Снайпер стреляет не по людям, а штучно, по человеку. Интервал между выстрелами – десять секунд, принимая во внимание мороз, неизбежное запотевание оптики и переза­рядку специально сконструированной винтовки. Никакого пристрелочного выстрела настоящий снайпер не делает, он интуитивно учитывает плотность воздуха и температуру его, особенности процесса горения пороха, когда охлажденный морозом патрон досылается в неостывший ствол. Отдача после выстрела смещает снайпера, секунда или две уйдут на восстановление прежней позы.

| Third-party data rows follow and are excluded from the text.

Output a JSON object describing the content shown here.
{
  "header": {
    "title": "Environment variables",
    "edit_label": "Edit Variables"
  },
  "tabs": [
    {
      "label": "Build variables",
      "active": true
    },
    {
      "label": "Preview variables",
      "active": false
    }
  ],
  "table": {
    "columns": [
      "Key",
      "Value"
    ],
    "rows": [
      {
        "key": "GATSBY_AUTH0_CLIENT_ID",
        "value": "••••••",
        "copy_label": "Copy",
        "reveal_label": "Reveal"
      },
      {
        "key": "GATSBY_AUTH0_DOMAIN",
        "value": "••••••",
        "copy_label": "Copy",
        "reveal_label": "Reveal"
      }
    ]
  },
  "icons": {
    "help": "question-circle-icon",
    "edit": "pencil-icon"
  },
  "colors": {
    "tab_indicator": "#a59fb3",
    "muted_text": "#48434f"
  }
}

Все эти расчеты промелькнули у Андрианова, когда при быстрой перебежке он споткнулся, упал и, падая, увидел след только что чиркнувшей пули, попавшей не в него, а в кирпичную стену, ее он и услышал, она взвизгнула. Лоп­нувшей струной оборвался звук, который мог стать послед­ним для Ивана Федоровича. До следующего выстрела – десять секунд. Но встать и метнуться в сторону уже не было никакой возможности: нога провалилась в какую-то яму, руки придавлены чем-то. Бой шел в каменных остовах домов на окраине Секешфехервара, начальник штаба полка майор Андрианов пробирался в батальон, начавший отступление из раскрошенного артиллерией квартала.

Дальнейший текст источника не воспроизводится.